The next morning she was greeted by Sharbati Devi who had not only swept and mopped the premises, but had also gathered a bunch of fresh flowers and placed it in a vase on her table. She had, on her own pulled down the curtains during the weekend, got them washed and hung them up. The branch looked spick and span. The branch buzzed with its usual activities and Veena got engrossed in the routine. After a while she happened to look outside. She was first taken aback – a fifty plus, well dressed, graceful lady was sipping a cup of tea and chatting with the ladies there! Recollecting Vijay’s words, she swung into action and informed her staff to be on guard as it was likely that the Branch Inspector would arrive any moment. Fortunately, she had spent extra time the previous evening and had checked all the Bank’s books and everything was up to date.
She pretended not to have noticed the “Inspector” and went about her work.

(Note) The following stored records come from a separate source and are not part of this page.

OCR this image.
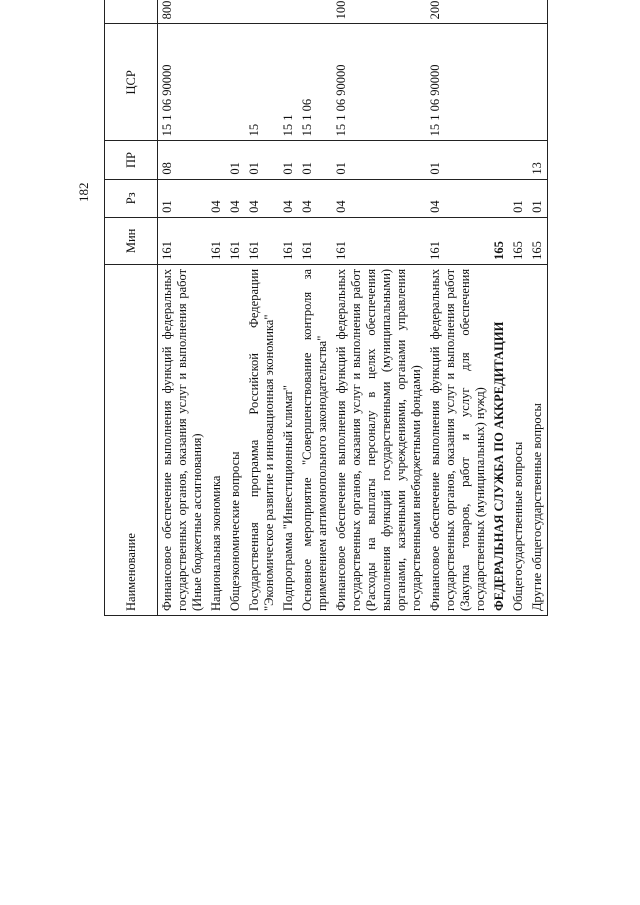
182
Наименование	Мин	Рз	ПР	ЦСР		
Финансовое обеспечение выполнения функций федеральных государственных органов, оказания услуг и выполнения работ (Иные бюджетные ассигнования)	161	01	08	15 1 06 90000	800	
Национальная экономика	161	04				
Общеэкономические вопросы	161	04	01			
Государственная программа Российской Федерации "Экономическое развитие и инновационная экономика"	161	04	01	15		
Подпрограмма "Инвестиционный климат"	161	04	01	15 1		
Основное мероприятие "Совершенствование контроля за применением антимонопольного законодательства"	161	04	01	15 1 06		
Финансовое обеспечение выполнения функций федеральных государственных органов, оказания услуг и выполнения работ (Расходы на выплаты персоналу в целях обеспечения выполнения функций государственными (муниципальными) органами, казенными учреждениями, органами управления государственными внебюджетными фондами)	161	04	01	15 1 06 90000	100	
Финансовое обеспечение выполнения функций федеральных государственных органов, оказания услуг и выполнения работ (Закупка товаров, работ и услуг для обеспечения государственных (муниципальных) нужд)	161	04	01	15 1 06 90000	200	
ФЕДЕРАЛЬНАЯ СЛУЖБА ПО АККРЕДИТАЦИИ	165					
Общегосударственные вопросы	165	01				
Другие общегосударственные вопросы	165	01	13			
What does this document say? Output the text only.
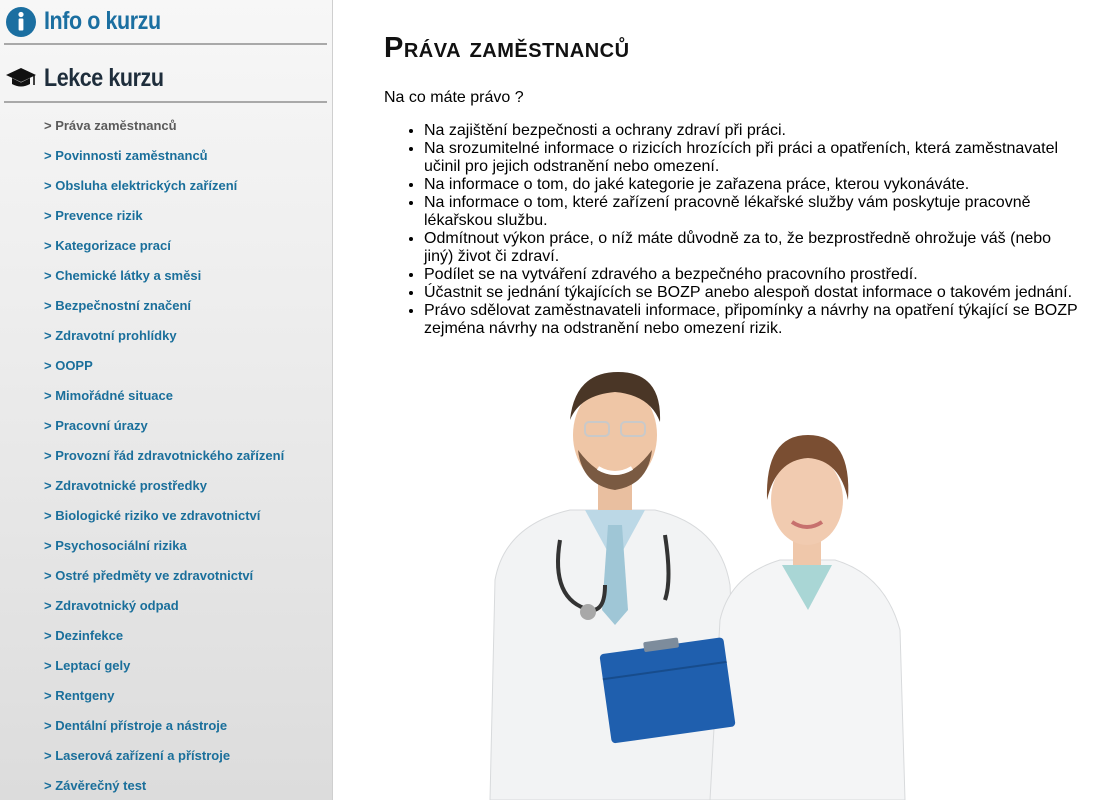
Info o kurzu
Lekce kurzu
> Práva zaměstnanců
> Povinnosti zaměstnanců
> Obsluha elektrických zařízení
> Prevence rizik
> Kategorizace prací
> Chemické látky a směsi
> Bezpečnostní značení
> Zdravotní prohlídky
> OOPP
> Mimořádné situace
> Pracovní úrazy
> Provozní řád zdravotnického zařízení
> Zdravotnické prostředky
> Biologické riziko ve zdravotnictví
> Psychosociální rizika
> Ostré předměty ve zdravotnictví
> Zdravotnický odpad
> Dezinfekce
> Leptací gely
> Rentgeny
> Dentální přístroje a nástroje
> Laserová zařízení a přístroje
> Závěrečný test
Práva zaměstnanců

Na co máte právo ?

• Na zajištění bezpečnosti a ochrany zdraví při práci.
• Na srozumitelné informace o rizicích hrozících při práci a opatřeních, která zaměstnavatel učinil pro jejich odstranění nebo omezení.
• Na informace o tom, do jaké kategorie je zařazena práce, kterou vykonáváte.
• Na informace o tom, které zařízení pracovně lékařské služby vám poskytuje pracovně lékařskou službu.
• Odmítnout výkon práce, o níž máte důvodně za to, že bezprostředně ohrožuje váš (nebo jiný) život či zdraví.
• Podílet se na vytváření zdravého a bezpečného pracovního prostředí.
• Účastnit se jednání týkajících se BOZP anebo alespoň dostat informace o takovém jednání.
• Právo sdělovat zaměstnavateli informace, připomínky a návrhy na opatření týkající se BOZP zejména návrhy na odstranění nebo omezení rizik.
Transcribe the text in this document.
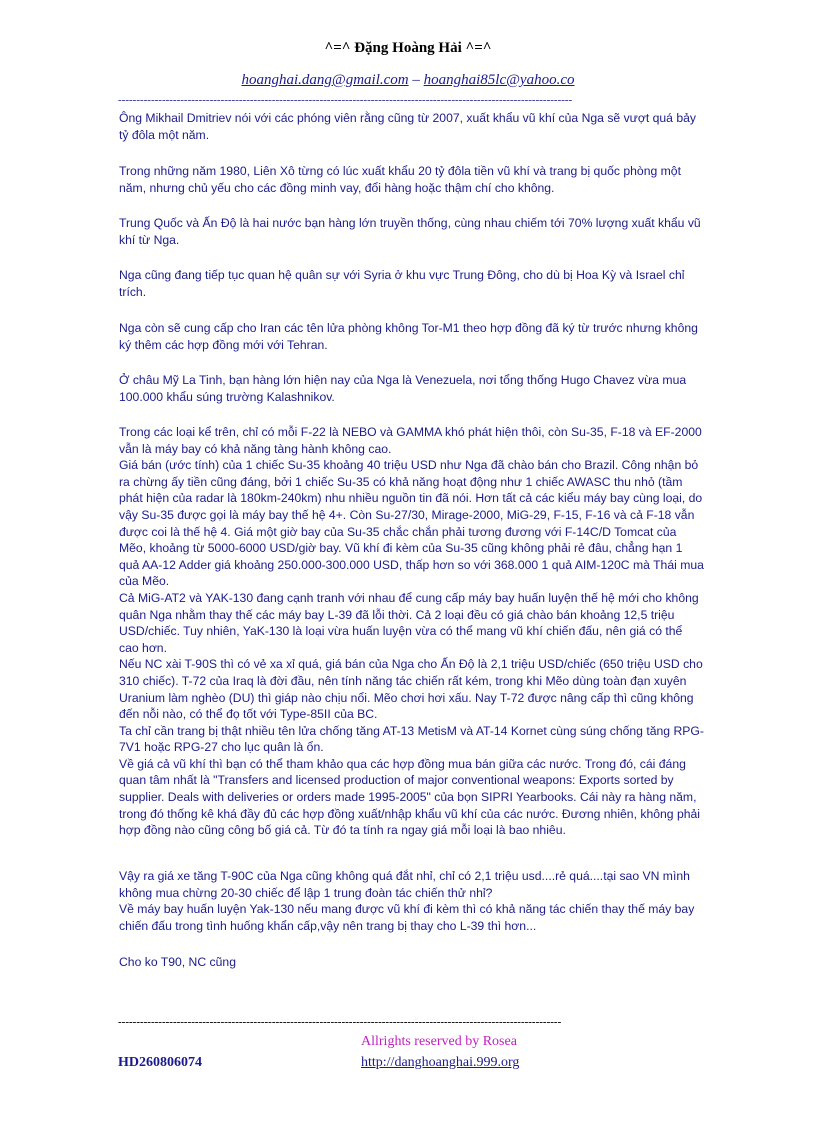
^=^ Đặng Hoàng Hải ^=^
hoanghai.dang@gmail.com – hoanghai85lc@yahoo.co
----------------------------------------------------------------------------------------------------------------------------

Ông Mikhail Dmitriev nói với các phóng viên rằng cũng từ 2007, xuất khẩu vũ khí của Nga sẽ vượt quá bảy tỷ đôla một năm.

Trong những năm 1980, Liên Xô từng có lúc xuất khẩu 20 tỷ đôla tiền vũ khí và trang bị quốc phòng một năm, nhưng chủ yếu cho các đồng minh vay, đổi hàng hoặc thậm chí cho không.

Trung Quốc và Ấn Độ là hai nước bạn hàng lớn truyền thống, cùng nhau chiếm tới 70% lượng xuất khẩu vũ khí từ Nga.

Nga cũng đang tiếp tục quan hệ quân sự với Syria ở khu vực Trung Đông, cho dù bị Hoa Kỳ và Israel chỉ trích.

Nga còn sẽ cung cấp cho Iran các tên lửa phòng không Tor-M1 theo hợp đồng đã ký từ trước nhưng không ký thêm các hợp đồng mới với Tehran.

Ở châu Mỹ La Tinh, bạn hàng lớn hiện nay của Nga là Venezuela, nơi tổng thống Hugo Chavez vừa mua 100.000 khẩu súng trường Kalashnikov.

Trong các loại kể trên, chỉ có mỗi F-22 là NEBO và GAMMA khó phát hiện thôi, còn Su-35, F-18 và EF-2000 vẫn là máy bay có khả năng tàng hành không cao.
Giá bán (ước tính) của 1 chiếc Su-35 khoảng 40 triệu USD như Nga đã chào bán cho Brazil. Công nhận bỏ ra chừng ấy tiền cũng đáng, bởi 1 chiếc Su-35 có khả năng hoạt động như 1 chiếc AWASC thu nhỏ (tầm phát hiện của radar là 180km-240km) nhu nhiều nguồn tin đã nói. Hơn tất cả các kiểu máy bay cùng loại, do vậy Su-35 được gọi là máy bay thế hệ 4+. Còn Su-27/30, Mirage-2000, MiG-29, F-15, F-16 và cả F-18 vẫn được coi là thế hệ 4. Giá một giờ bay của Su-35 chắc chắn phải tương đương với F-14C/D Tomcat của Mẽo, khoảng từ 5000-6000 USD/giờ bay. Vũ khí đi kèm của Su-35 cũng không phải rẻ đâu, chẳng hạn 1 quả AA-12 Adder giá khoảng 250.000-300.000 USD, thấp hơn so với 368.000 1 quả AIM-120C mà Thái mua của Mẽo.
Cả MiG-AT2 và YAK-130 đang cạnh tranh với nhau để cung cấp máy bay huấn luyện thế hệ mới cho không quân Nga nhằm thay thế các máy bay L-39 đã lỗi thời. Cả 2 loại đều có giá chào bán khoảng 12,5 triệu USD/chiếc. Tuy nhiên, YaK-130 là loại vừa huấn luyện vừa có thể mang vũ khí chiến đấu, nên giá có thể cao hơn.
Nếu NC xài T-90S thì có vẻ xa xỉ quá, giá bán của Nga cho Ấn Độ là 2,1 triệu USD/chiếc (650 triệu USD cho 310 chiếc). T-72 của Iraq là đời đầu, nên tính năng tác chiến rất kém, trong khi Mẽo dùng toàn đạn xuyên Uranium làm nghèo (DU) thì giáp nào chịu nổi. Mẽo chơi hơi xấu. Nay T-72 được nâng cấp thì cũng không đến nỗi nào, có thể đọ tốt với Type-85II của BC.
Ta chỉ cần trang bị thật nhiều tên lửa chống tăng AT-13 MetisM và AT-14 Kornet cùng súng chống tăng RPG-7V1 hoặc RPG-27 cho lục quân là ổn.
Về giá cả vũ khí thì bạn có thể tham khảo qua các hợp đồng mua bán giữa các nước. Trong đó, cái đáng quan tâm nhất là "Transfers and licensed production of major conventional weapons: Exports sorted by supplier. Deals with deliveries or orders made 1995-2005" của bọn SIPRI Yearbooks. Cái này ra hàng năm, trong đó thống kê khá đầy đủ các hợp đồng xuất/nhập khẩu vũ khí của các nước. Đương nhiên, không phải hợp đồng nào cũng công bố giá cả. Từ đó ta tính ra ngay giá mỗi loại là bao nhiêu.

Vậy ra giá xe tăng T-90C của Nga cũng không quá đắt nhỉ, chỉ có 2,1 triệu usd....rẻ quá....tại sao VN mình không mua chừng 20-30 chiếc để lập 1 trung đoàn tác chiến thử nhỉ?
Về máy bay huấn luyện Yak-130 nếu mang được vũ khí đi kèm thì có khả năng tác chiến thay thế máy bay chiến đấu trong tình huống khẩn cấp,vậy nên trang bị thay cho L-39 thì hơn...

Cho ko T90, NC cũng

-------------------------------------------------------------------------------------------------------------------------
Allrights reserved by Rosea
HD260806074	http://danghoanghai.999.org
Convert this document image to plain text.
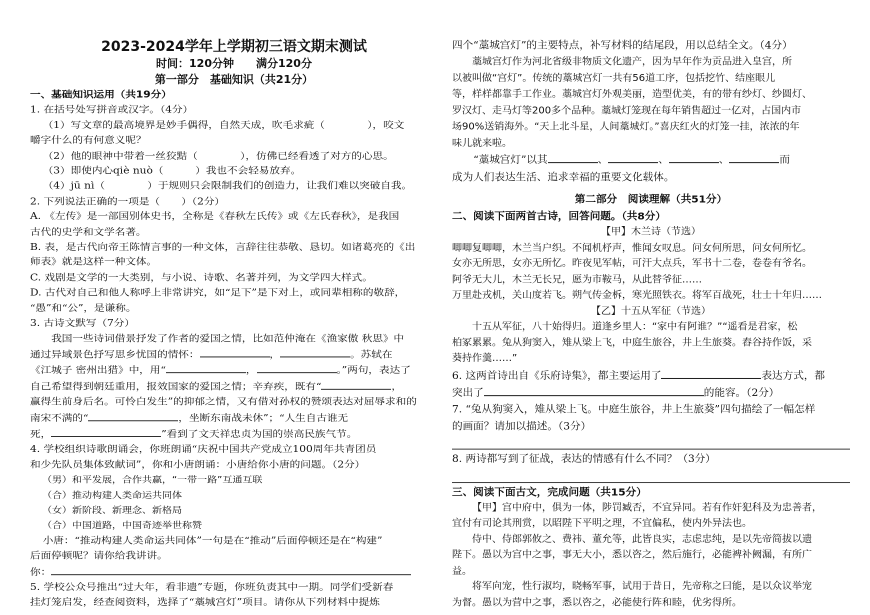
2023-2024学年上学期初三语文期末测试
时间：120分钟　　满分120分
第一部分　基础知识（共21分）

一、基础知识运用（共19分）

1. 在括号处写拼音或汉字。（4分）

（1）写文章的最高境界是妙手偶得，自然天成，吹毛求疵（　　　　），咬文

嚼字什么的有何意义呢？

（2）他的眼神中带着一丝狡黠（　　　　），仿佛已经看透了对方的心思。

（3）即使内心qiè nuò（　　　）我也不会轻易放弃。

（4）jū nì（　　　　）于规则只会限制我们的创造力，让我们难以突破自我。

2. 下列说法正确的一项是（　　）（2分）

A. 《左传》是一部国别体史书，全称是《春秋左氏传》或《左氏春秋》，是我国

古代的史学和文学名著。

B. 表，是古代向帝王陈情言事的一种文体，言辞往往恭敬、恳切。如诸葛亮的《出

师表》就是这样一种文体。

C. 戏剧是文学的一大类别，与小说、诗歌、名著并列，为文学四大样式。

D. 古代对自己和他人称呼上非常讲究，如“足下”是下对上，或同辈相称的敬辞，

“愚”和“公”，是谦称。

3. 古诗文默写（7分）

我国一些诗词借景抒发了作者的爱国之情，比如范仲淹在《渔家傲 秋思》中

通过异域景色抒写思乡忧国的情怀：	，	。苏轼在

《江城子 密州出猎》中，用“	，	。”两句，表达了

自己希望得到朝廷重用，报效国家的爱国之情；辛弃疾，既有“	，

赢得生前身后名。可怜白发生”的抑郁之情，又有借对孙权的赞颂表达对屈辱求和的

南宋不满的“	，坐断东南战未休”；“人生自古谁无

死，	”看到了文天祥忠贞为国的崇高民族气节。

4. 学校组织诗歌朗诵会，你班朗诵“庆祝中国共产党成立100周年共青团员

和少先队员集体致献词”，你和小唐朗诵：小唐给你小唐的问题。（2分）

（男）和平发展，合作共赢，“一带一路”互通互联

（合）推动构建人类命运共同体

（女）新阶段、新理念、新格局

（合）中国道路，中国奇迹举世称赞

小唐：“推动构建人类命运共同体”一句是在“推动”后面停顿还是在“构建”

后面停顿呢？请你给我讲讲。

你：

5. 学校公众号推出“过大年，看非遗”专题，你班负责其中一期。同学们受新春

挂灯笼启发，经查阅资料，选择了“藁城宫灯”项目。请你从下列材料中提炼

四个“藁城宫灯”的主要特点，补写材料的结尾段，用以总结全文。（4分）

藁城宫灯作为河北省级非物质文化遗产，因为早年作为贡品进入皇宫，所

以被叫做“宫灯”。传统的藁城宫灯一共有56道工序，包括挖竹、结座眼儿

等，样样都靠手工作业。藁城宫灯外观美丽，造型优美，有的带有纱灯、纱圆灯、

罗汉灯、走马灯等200多个品种。藁城灯笼现在每年销售超过一亿对，占国内市

场90%送销海外。“天上北斗星，人间藁城灯。”喜庆红火的灯笼一挂，浓浓的年

味儿就来啦。

“藁城宫灯”以其	、	、	、	而

成为人们表达生活、追求幸福的重要文化载体。

第二部分　阅读理解（共51分）

二、阅读下面两首古诗，回答问题。（共8分）

【甲】木兰诗（节选）

唧唧复唧唧，木兰当户织。不闻机杼声，惟闻女叹息。问女何所思，问女何所忆。

女亦无所思，女亦无所忆。昨夜见军帖，可汗大点兵，军书十二卷，卷卷有爷名。

阿爷无大儿，木兰无长兄，愿为市鞍马，从此替爷征……

万里赴戎机，关山度若飞。朔气传金柝，寒光照铁衣。将军百战死，壮士十年归……

【乙】十五从军征（节选）

十五从军征，八十始得归。道逢乡里人：“家中有阿谁？”“遥看是君家，松

柏冢累累。兔从狗窦入，雉从梁上飞，中庭生旅谷，井上生旅葵。舂谷持作饭，采

葵持作羹……”

6. 这两首诗出自《乐府诗集》，都主要运用了	表达方式，都

突出了	的能容。（2分）

7. “兔从狗窦入，雉从梁上飞。中庭生旅谷，井上生旅葵”四句描绘了一幅怎样

的画面？请加以描述。（3分）

8. 两诗都写到了征战，表达的情感有什么不同？（3分）

三、阅读下面古文，完成问题（共15分）

【甲】宫中府中，俱为一体，陟罚臧否，不宜异同。若有作奸犯科及为忠善者，

宜付有司论其刑赏，以昭陛下平明之理，不宜偏私，使内外异法也。

侍中、侍郎郭攸之、费祎、董允等，此皆良实，志虑忠纯，是以先帝简拔以遗

陛下。愚以为宫中之事，事无大小，悉以咨之，然后施行，必能裨补阙漏，有所广

益。

将军向宠，性行淑均，晓畅军事，试用于昔日，先帝称之曰能，是以众议举宠

为督。愚以为营中之事，悉以咨之，必能使行阵和睦，优劣得所。
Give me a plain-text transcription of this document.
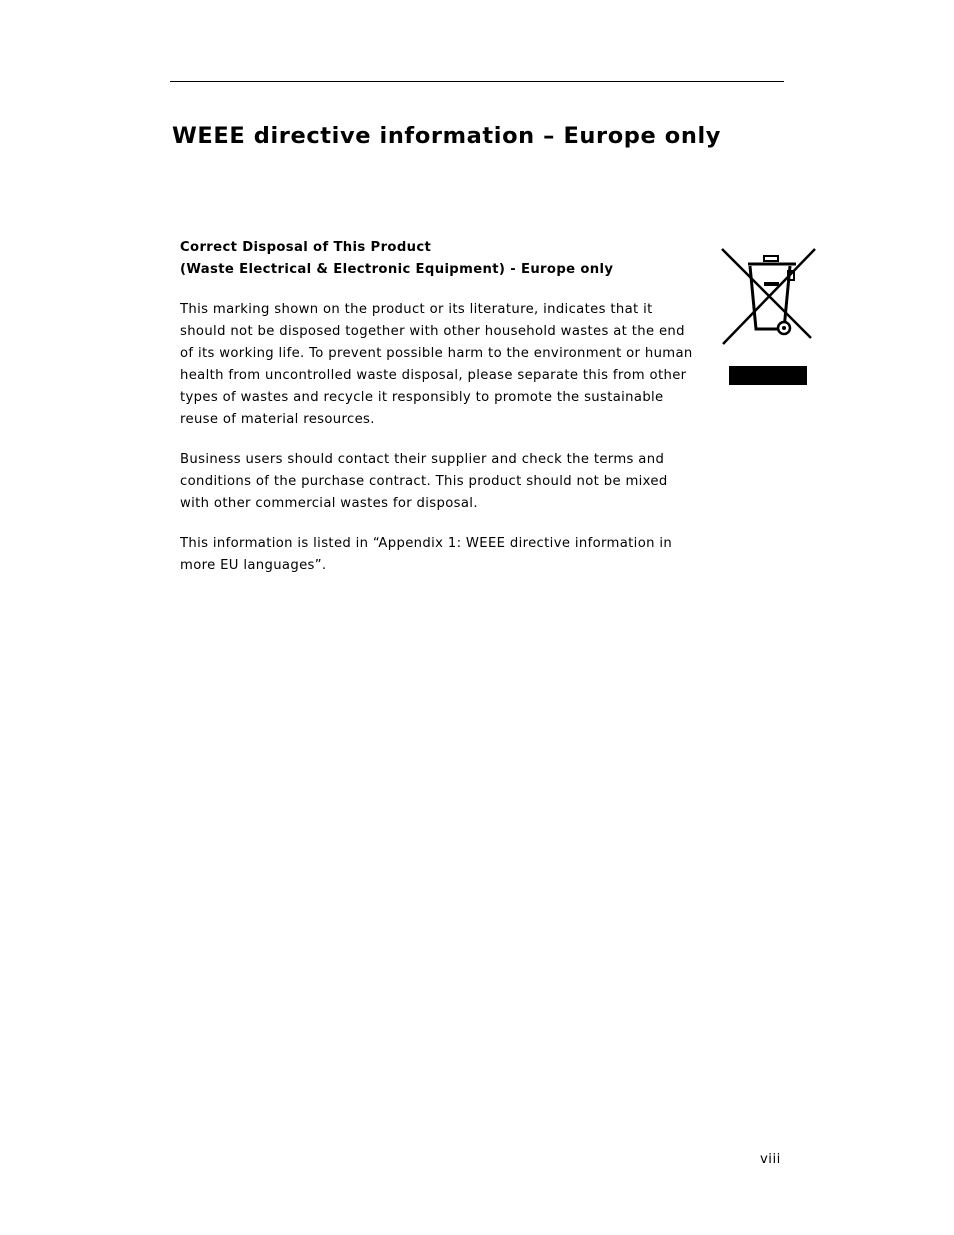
WEEE directive information – Europe only
Correct Disposal of This Product
(Waste Electrical & Electronic Equipment) - Europe only

This marking shown on the product or its literature, indicates that it should not be disposed together with other household wastes at the end of its working life. To prevent possible harm to the environment or human health from uncontrolled waste disposal, please separate this from other types of wastes and recycle it responsibly to promote the sustainable reuse of material resources.

Business users should contact their supplier and check the terms and conditions of the purchase contract. This product should not be mixed with other commercial wastes for disposal.

This information is listed in “Appendix 1: WEEE directive information in more EU languages”.

viii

After some time she saw the “Inspector” talking with a few customers after which she went and occupied a seat in the waiting lobby. Veena came out of her cabin to meet her and ask if she needed anything. She replied that she was quite comfortable, but was waiting for someone. Veena then went back to her seat and tried to concentrate on her work, but she kept looking at her off and on. In a short while, Veena was surprised to see Vijay enter the branch. She was even more surprised to see him walking in the direction of the lady and hug her!!
Both of them entered her cabin together and before Veena could ask or say anything, they burst into laughter. “Veena, meet my mother, Sanjana! She has just wholeheartedly accepted you as her daughter-in-law!!” Veena was at a loss for words! It was a surprise for Vijay too! His mother had kept her visit a secret even from Vijay. Only after seeing Veena she asked him to come to the branch to convey the happy news. All of them sat together and as it was closing time, ordered for tea and pakodis from the nearby stall to celebrate. As they were laughing at the way Veena mistook Sanjana for the Branch Inspector, a cab pulled up outside the branch. All eyes turned in that direction – another fifty plus, well dressed, graceful lady got down and made her way to the Branch. “Oh my God! This must be Shyamali!” shrieked Sanjana. “My oh my! Sanjana??”, burst out Shyamali. The Branch Inspector Shyamali had arrived and the two friends who were meeting after forty odd years had many notes to exchange.
Needless to say, Veena got the well deserved “Efficiently Run” rating for her branch which also got her the prestigious membership of the Chairman’s Club! Veena and Vijay both served the Bank diligently for nearly four decades and while this story is being written, are enjoying their retired life narrating their experiences to their grandchildren.